Damage evaluations of fire-damaged RPC-FST columns under blast loading

Abstract

Reactive Powder Concrete-Filled Steel Tube (RPC-FST) is a new composite section with ultra-high strength, good plasticity and ductility to withstand blast loading. This paper is devoted to introduce an analytical method for evaluating the damage level of RPC-FST column suffered fire attack and the following blast load. The damage indexes of RPC-FST column has experienced ISO-834 standard fire and subsequent blast load are predicted using Pressure-Impulse (P-I) diagram. The analytical approaches are proposed based on equivalent Single Degree of Freedom (SDOF) model, in which the damping dissipation, thermal effect and axial load are included.

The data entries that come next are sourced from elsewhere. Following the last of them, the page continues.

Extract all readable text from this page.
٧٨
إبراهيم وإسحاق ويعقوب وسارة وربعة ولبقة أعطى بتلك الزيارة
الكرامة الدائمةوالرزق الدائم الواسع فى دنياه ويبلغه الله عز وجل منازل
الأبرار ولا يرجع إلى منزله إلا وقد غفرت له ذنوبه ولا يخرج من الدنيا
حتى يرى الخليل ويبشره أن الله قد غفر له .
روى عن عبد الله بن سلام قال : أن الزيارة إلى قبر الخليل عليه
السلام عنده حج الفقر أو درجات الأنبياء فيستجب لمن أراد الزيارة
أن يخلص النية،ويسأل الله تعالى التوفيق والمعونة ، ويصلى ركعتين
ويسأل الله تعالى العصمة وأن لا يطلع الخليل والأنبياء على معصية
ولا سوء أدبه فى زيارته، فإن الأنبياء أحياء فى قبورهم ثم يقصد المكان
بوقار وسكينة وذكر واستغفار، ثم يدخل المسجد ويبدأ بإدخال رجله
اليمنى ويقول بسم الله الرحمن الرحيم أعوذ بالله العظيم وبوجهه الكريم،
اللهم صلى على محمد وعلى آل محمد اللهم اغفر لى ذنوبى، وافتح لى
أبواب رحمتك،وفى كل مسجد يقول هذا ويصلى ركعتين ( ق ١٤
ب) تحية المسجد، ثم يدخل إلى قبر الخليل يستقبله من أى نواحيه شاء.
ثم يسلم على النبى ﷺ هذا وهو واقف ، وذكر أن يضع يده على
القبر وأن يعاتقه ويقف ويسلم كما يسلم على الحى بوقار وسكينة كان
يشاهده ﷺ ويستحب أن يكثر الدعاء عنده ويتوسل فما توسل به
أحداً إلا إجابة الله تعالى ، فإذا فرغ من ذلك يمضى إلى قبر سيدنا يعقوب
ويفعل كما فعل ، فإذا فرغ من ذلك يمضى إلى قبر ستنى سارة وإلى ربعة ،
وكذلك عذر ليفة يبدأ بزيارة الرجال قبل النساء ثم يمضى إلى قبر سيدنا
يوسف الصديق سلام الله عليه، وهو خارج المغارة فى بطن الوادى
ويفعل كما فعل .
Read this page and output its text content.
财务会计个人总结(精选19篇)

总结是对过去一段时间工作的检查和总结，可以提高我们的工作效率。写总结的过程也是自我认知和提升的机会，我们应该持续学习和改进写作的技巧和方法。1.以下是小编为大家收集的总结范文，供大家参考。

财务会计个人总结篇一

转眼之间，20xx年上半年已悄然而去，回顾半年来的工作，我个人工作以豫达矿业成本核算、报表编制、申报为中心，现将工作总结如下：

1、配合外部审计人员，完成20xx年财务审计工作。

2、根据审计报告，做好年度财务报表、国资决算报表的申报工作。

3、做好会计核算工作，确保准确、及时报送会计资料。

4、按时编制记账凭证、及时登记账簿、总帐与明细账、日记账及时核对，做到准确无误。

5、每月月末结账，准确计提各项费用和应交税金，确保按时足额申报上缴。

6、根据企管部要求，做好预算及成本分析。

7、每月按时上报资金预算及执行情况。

In order to clarify the influences of temperature distribution and explosive charge on the damage index, an inclusive P-I function, characterized by three variables: pressure, impulse and fire duration, is presented. Then blast-resistant results of four fire-damaged RPC-FST columns are employed to validate the reliabilities of presented method. Parametric analysis is conducted to investigate the impacts of damping ratio and ductility ratio on the structural damages. It is demonstrated that a larger damping would lead to better structural blast-resistance. The asymptote value of quasi-static zone tends to smaller as the ductility ratio increases, either the asymptote value of impulse zone, which results in a larger safe area for structural member. In addition, the damaged level is governed by impulse load as scaled distance decreases. The analytical damage indexes are well validated by experimental data.